Quiz submission record for quiz6-1-1 at Sun Jul 25 23:54:02 2004:

Your Answer for Question 1:
The problem would be that in our original single-cycle processor, all of the control was decided during the instruction decode stage.  This worked in our original processor because a single-cycle for it was to let a single instruction propagate and finish through the whole datapath before sending another instruction through.  This will no longer work in a pipelined datatpath.  Each instruction that is currently in the datapath has its own control values, and for the stage that it is in, it needs the control values specific to the instruction that it represents.  Therefore, they need to carry along their values.  For example, suppose we had an add instruction that was in the writeback stage, and a branch instruction in the instruction decode stage.  Without pipelining the control, the write enable to the regfile would be turned off, and the value from our add instruction would not be written into its register.

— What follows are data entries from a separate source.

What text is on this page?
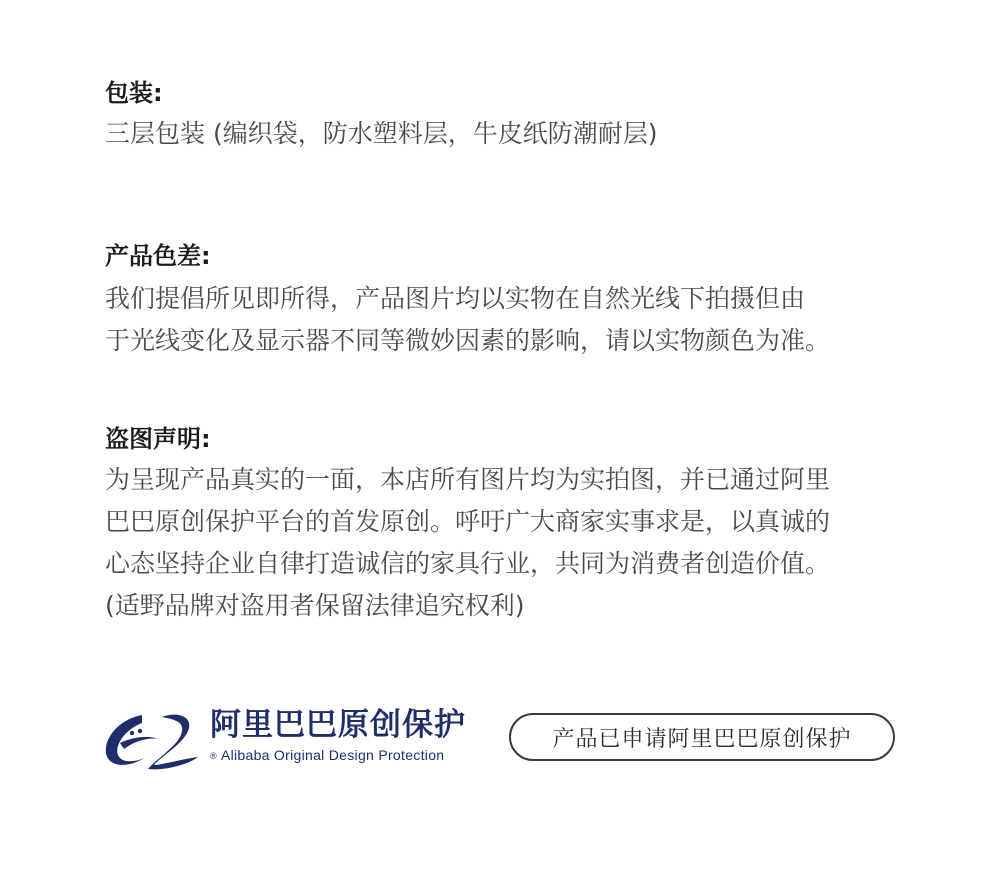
包装:
三层包装 (编织袋，防水塑料层，牛皮纸防潮耐层)
产品色差:
我们提倡所见即所得，产品图片均以实物在自然光线下拍摄但由
于光线变化及显示器不同等微妙因素的影响，请以实物颜色为准。
盗图声明:
为呈现产品真实的一面，本店所有图片均为实拍图，并已通过阿里
巴巴原创保护平台的首发原创。呼吁广大商家实事求是，以真诚的
心态坚持企业自律打造诚信的家具行业，共同为消费者创造价值。
(适野品牌对盗用者保留法律追究权利)
阿里巴巴原创保护
® Alibaba Original Design Protection
产品已申请阿里巴巴原创保护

Your Answer for Question 2:
The three buses are because the instruction may come from the registers, the result of the previous instructions EX (ALU) stage, or the result of a previous instructions load stage.  The instance when it would just come from a register could be just the first instruction of a block of code.

add $1, $1, $1

Here, $1 would come from the registers since there have been no instructions before this that have changed $1.

add $1, $2, $2
add $1, $1, $1

Here, the $1 argumenets of the second instruction would come from the EX/MEM register of the previous instruction, since we should be using the changed value of $1.

lw $1, 0($2)
nop
add $2, $1, $1

Here, the $1 of the third instruction would come from the MEM/WB register, since we should be using the value of $1 that we have just loaded from memory.

Your Answer for Question 3:
The hazard unit inserts a bubble by checking if one of the values needed for the ALU is changed by a previous load instruction in the instruction decode stage; if it is, the hazard unit will keep the PC from decrementing, keeping the instruction in the ID stage, and send a bubble through the program with all of the control values as 0, which has the same effect as a nop.  There is no fear of an "inifinite loop" because we recheck the condition of whether the value has been loaded from memory yet, and with forwarding, we will have that by the next cycle in the MEM/WB register.


Your unique submission ID is quiz6-1-1-cs61c-el-1090824842-140.